The administration of Gov. Bill Haslam has told IT workers statewide to submit applications if they want to keep the jobs they currently fill.

State government IT chief Mark Bengel told The Tennessean (http://tnne.ws/11YvhEK) the aim is be certain that workers' skills match the state's needs.

"This is really not about getting rid of people," Mark Bengel said Wednesday. "It's about making sure that we do have the skills and we have the ability to develop and retain staff in the future."

Haslam told the newspaper last year that some state computer systems were "in the ditch."

The governor has established an office to centralize IT expertise.

Last year, the administration was successful in steering through a legislative bill that rewrote civil service rules, allowing the state to lay off employees based on job performance , instead of straight seniority.

According to a state Office of Information Resources memo obtained by The Tennessean, each state agency with IT operations "will receive a draft, standardized organizational structure that has been aligned with the mission of the agency.
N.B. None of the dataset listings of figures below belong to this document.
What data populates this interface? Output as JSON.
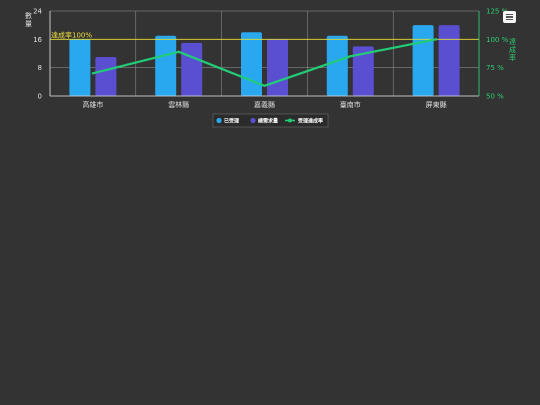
{
  "chart_data": {
    "type": "bar",
    "categories": [
      "高雄市",
      "雲林縣",
      "嘉義縣",
      "臺南市",
      "屏東縣"
    ],
    "series": [
      {
        "name": "已受理",
        "type": "bar",
        "axis": "left",
        "values": [
          16,
          17,
          18,
          17,
          20
        ],
        "color": "#29a8f0"
      },
      {
        "name": "總需求量",
        "type": "bar",
        "axis": "left",
        "values": [
          11,
          15,
          16,
          14,
          20
        ],
        "color": "#5a4fd0"
      },
      {
        "name": "受理達成率",
        "type": "line",
        "axis": "right",
        "values": [
          70,
          89,
          59,
          85,
          100
        ],
        "color": "#22cc77"
      }
    ],
    "ylabel_left": "數量",
    "ylabel_right": "達成率",
    "ylim_left": [
      0,
      24
    ],
    "yticks_left": [
      "0",
      "8",
      "16",
      "24"
    ],
    "ylim_right": [
      50,
      125
    ],
    "yticks_right": [
      "50 %",
      "75 %",
      "100 %",
      "125 %"
    ],
    "reference_line": {
      "label": "達成率100%",
      "value": 100,
      "axis": "right",
      "color": "#e8e030"
    },
    "grid": true,
    "legend_position": "bottom-center"
  },
  "menu_icon": "hamburger-menu-icon",
  "colors": {
    "background": "#333333",
    "axis": "#dddddd",
    "right_axis": "#22cc77"
  }
}
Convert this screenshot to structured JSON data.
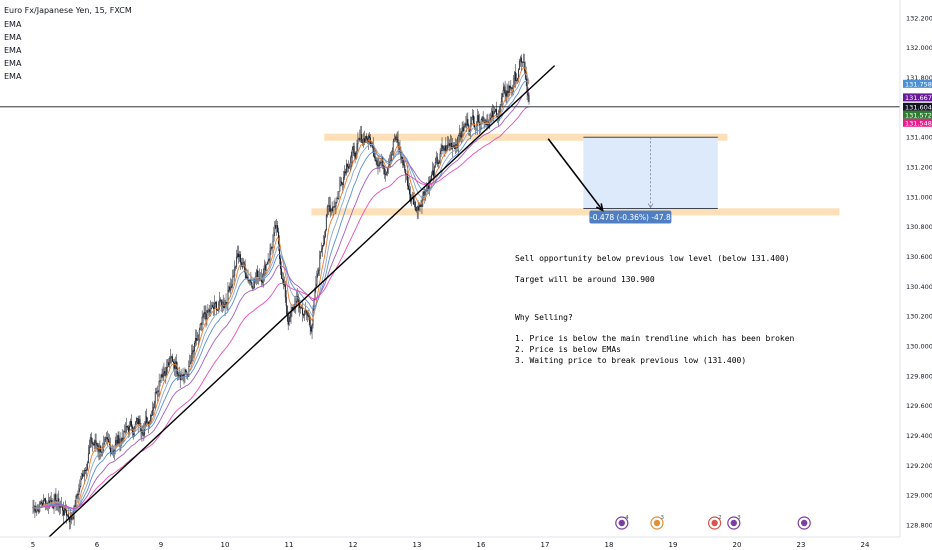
{
  "chart_data": {
    "type": "candlestick",
    "title": "Euro Fx/Japanese Yen, 15, FXCM",
    "legend": [
      "EMA",
      "EMA",
      "EMA",
      "EMA",
      "EMA"
    ],
    "y_ticks": [
      "132.200",
      "132.000",
      "131.800",
      "131.600",
      "131.400",
      "131.200",
      "131.000",
      "130.800",
      "130.600",
      "130.400",
      "130.200",
      "130.000",
      "129.800",
      "129.600",
      "129.400",
      "129.200",
      "129.000",
      "128.800"
    ],
    "x_ticks": [
      "5",
      "6",
      "9",
      "10",
      "11",
      "12",
      "13",
      "16",
      "17",
      "18",
      "19",
      "20",
      "23",
      "24"
    ],
    "ylim": [
      128.72,
      132.32
    ],
    "price_path": [
      {
        "x": 0,
        "y": 128.92
      },
      {
        "x": 0.3,
        "y": 128.98
      },
      {
        "x": 0.6,
        "y": 128.85
      },
      {
        "x": 0.9,
        "y": 129.35
      },
      {
        "x": 1.2,
        "y": 129.3
      },
      {
        "x": 1.5,
        "y": 129.45
      },
      {
        "x": 1.8,
        "y": 129.5
      },
      {
        "x": 2.0,
        "y": 129.85
      },
      {
        "x": 2.2,
        "y": 129.9
      },
      {
        "x": 2.4,
        "y": 129.8
      },
      {
        "x": 2.7,
        "y": 130.2
      },
      {
        "x": 3.0,
        "y": 130.3
      },
      {
        "x": 3.2,
        "y": 130.6
      },
      {
        "x": 3.4,
        "y": 130.45
      },
      {
        "x": 3.6,
        "y": 130.5
      },
      {
        "x": 3.8,
        "y": 130.78
      },
      {
        "x": 3.9,
        "y": 130.45
      },
      {
        "x": 4.0,
        "y": 130.15
      },
      {
        "x": 4.1,
        "y": 130.3
      },
      {
        "x": 4.2,
        "y": 130.25
      },
      {
        "x": 4.35,
        "y": 130.15
      },
      {
        "x": 4.5,
        "y": 130.65
      },
      {
        "x": 4.6,
        "y": 130.9
      },
      {
        "x": 4.75,
        "y": 131.0
      },
      {
        "x": 4.9,
        "y": 131.25
      },
      {
        "x": 5.05,
        "y": 131.3
      },
      {
        "x": 5.2,
        "y": 131.42
      },
      {
        "x": 5.35,
        "y": 131.3
      },
      {
        "x": 5.5,
        "y": 131.2
      },
      {
        "x": 5.65,
        "y": 131.4
      },
      {
        "x": 5.8,
        "y": 131.2
      },
      {
        "x": 5.9,
        "y": 131.0
      },
      {
        "x": 6.0,
        "y": 130.92
      },
      {
        "x": 6.1,
        "y": 131.05
      },
      {
        "x": 6.25,
        "y": 131.15
      },
      {
        "x": 6.4,
        "y": 131.3
      },
      {
        "x": 6.6,
        "y": 131.38
      },
      {
        "x": 6.8,
        "y": 131.5
      },
      {
        "x": 7.0,
        "y": 131.55
      },
      {
        "x": 7.2,
        "y": 131.52
      },
      {
        "x": 7.4,
        "y": 131.7
      },
      {
        "x": 7.55,
        "y": 131.8
      },
      {
        "x": 7.65,
        "y": 131.92
      },
      {
        "x": 7.7,
        "y": 131.78
      },
      {
        "x": 7.75,
        "y": 131.6
      }
    ],
    "ema_periods_factor": [
      0.55,
      0.32,
      0.2,
      0.12,
      0.07
    ],
    "current_price": 131.758,
    "price_tags": [
      {
        "value": 131.758,
        "label": "131.758",
        "color": "#4a8fd8"
      },
      {
        "value": 131.667,
        "label": "131.667",
        "color": "#6a1b9a"
      },
      {
        "value": 131.604,
        "label": "131.604",
        "color": "#131722"
      },
      {
        "value": 131.572,
        "label": "131.572",
        "color": "#2e7d32"
      },
      {
        "value": 131.548,
        "label": "131.548",
        "color": "#e91e8c"
      }
    ],
    "horizontal_line": 131.604,
    "resistance_zone": {
      "value": 131.4
    },
    "support_zone": {
      "value": 130.9
    },
    "trendline": {
      "from": {
        "x": 0.25,
        "y": 128.72
      },
      "to": {
        "x": 8.15,
        "y": 131.88
      }
    },
    "projection_box": {
      "x_from": 8.6,
      "x_to": 10.7,
      "y_from": 131.4,
      "y_to": 130.922
    },
    "arrow": {
      "from": {
        "x": 8.05,
        "y": 131.39
      },
      "to": {
        "x": 8.9,
        "y": 130.91
      }
    },
    "measure_label": "-0.478 (-0.36%) -47.8",
    "notes": [
      "Sell opportunity below previous low level (below 131.400)",
      "Target will be around 130.900",
      "Why Selling?",
      "1. Price is below the main trendline which has been broken",
      "2. Price is below EMAs",
      "3. Waiting price to break previous low (131.400)"
    ],
    "event_markers": [
      {
        "x": 9.2,
        "label": "4",
        "color": "#7b3fa0"
      },
      {
        "x": 9.75,
        "label": "3",
        "color": "#e0913c"
      },
      {
        "x": 10.65,
        "label": "2",
        "color": "#d9534f"
      },
      {
        "x": 10.95,
        "label": "3",
        "color": "#7b3fa0"
      },
      {
        "x": 12.05,
        "label": "",
        "color": "#7b3fa0"
      }
    ],
    "colors": {
      "ema": [
        "#e97d2e",
        "#8fa8c8",
        "#5a8fd6",
        "#a35fc4",
        "#e64fb8"
      ],
      "candles": "#131722",
      "zone": "#fde0b8",
      "box": "#dceafb",
      "box_border": "#3f4652",
      "measure_label_bg": "#4f7fc2",
      "note_text": "#000000"
    },
    "grid": false
  }
}
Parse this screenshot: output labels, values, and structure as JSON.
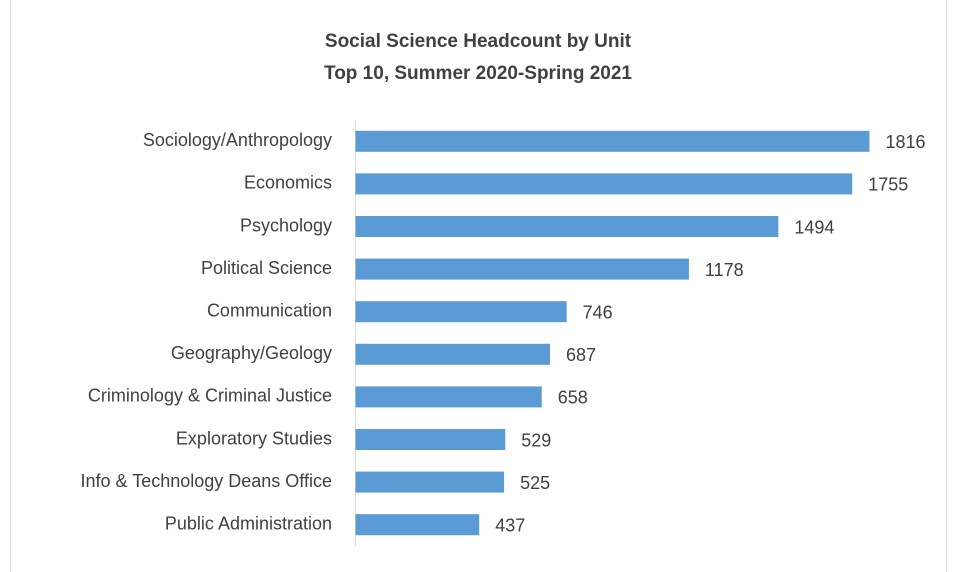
{
  "chart_data": {
    "type": "barh",
    "title": "Social Science Headcount by Unit",
    "subtitle": "Top 10, Summer 2020-Spring 2021",
    "categories": [
      "Sociology/Anthropology",
      "Economics",
      "Psychology",
      "Political Science",
      "Communication",
      "Geography/Geology",
      "Criminology & Criminal Justice",
      "Exploratory Studies",
      "Info & Technology Deans Office",
      "Public Administration"
    ],
    "values": [
      1816,
      1755,
      1494,
      1178,
      746,
      687,
      658,
      529,
      525,
      437
    ],
    "color": "#5b9bd5"
  }
}
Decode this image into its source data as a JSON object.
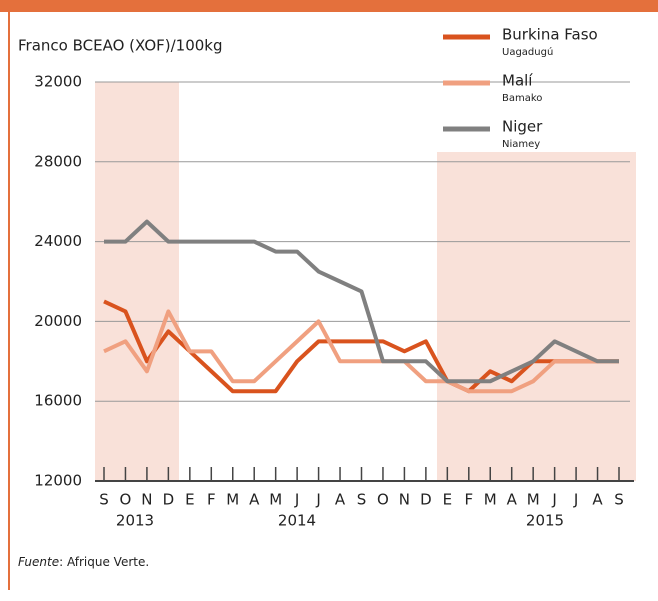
{
  "chart_data": {
    "type": "line",
    "y_label": "Franco BCEAO (XOF)/100kg",
    "categories": [
      "S",
      "O",
      "N",
      "D",
      "E",
      "F",
      "M",
      "A",
      "M",
      "J",
      "J",
      "A",
      "S",
      "O",
      "N",
      "D",
      "E",
      "F",
      "M",
      "A",
      "M",
      "J",
      "J",
      "A",
      "S"
    ],
    "years": [
      "2013",
      "2014",
      "2015"
    ],
    "series": [
      {
        "name": "Burkina Faso",
        "city": "Uagadugú",
        "color": "#d9531e",
        "values": [
          21000,
          20500,
          18000,
          19500,
          18500,
          17500,
          16500,
          16500,
          16500,
          18000,
          19000,
          19000,
          19000,
          19000,
          18500,
          19000,
          17000,
          16500,
          17500,
          17000,
          18000,
          18000,
          18000,
          18000,
          18000
        ]
      },
      {
        "name": "Malí",
        "city": "Bamako",
        "color": "#f0a080",
        "values": [
          18500,
          19000,
          17500,
          20500,
          18500,
          18500,
          17000,
          17000,
          18000,
          19000,
          20000,
          18000,
          18000,
          18000,
          18000,
          17000,
          17000,
          16500,
          16500,
          16500,
          17000,
          18000,
          18000,
          18000,
          18000
        ]
      },
      {
        "name": "Niger",
        "city": "Niamey",
        "color": "#808080",
        "values": [
          24000,
          24000,
          25000,
          24000,
          24000,
          24000,
          24000,
          24000,
          23500,
          23500,
          22500,
          22000,
          21500,
          18000,
          18000,
          18000,
          17000,
          17000,
          17000,
          17500,
          18000,
          19000,
          18500,
          18000,
          18000
        ]
      }
    ],
    "ylim": [
      12000,
      32000
    ],
    "yticks": [
      12000,
      16000,
      20000,
      24000,
      28000,
      32000
    ],
    "grid": true,
    "source": {
      "label": "Fuente",
      "text": ": Afrique Verte."
    }
  }
}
This draft organizational structure will be populated with newly created IT job classifications."

The memo specifies that state IT workers who meet minimum qualifications are eligible to apply and be interviewed for the new classifications.

"Technology is moving so fast that skills are obsolete in the blink of an eye," Bengel said.

Robert O'Connell, executive director of the Tennessee State Employees Association, said it is stressful to IT workers who are being forced to re-apply for jobs they already hold.

"That feels bad," O'Connell said. "Basically what somebody in that position is being told is, 'You have lost your job, but there's another one over here you might qualify for.' "

But Bengel said the state must fiercely compete with private industry and a scarcity of information technologists.

"The only way we're going to be able to compete is to grow our own," he said.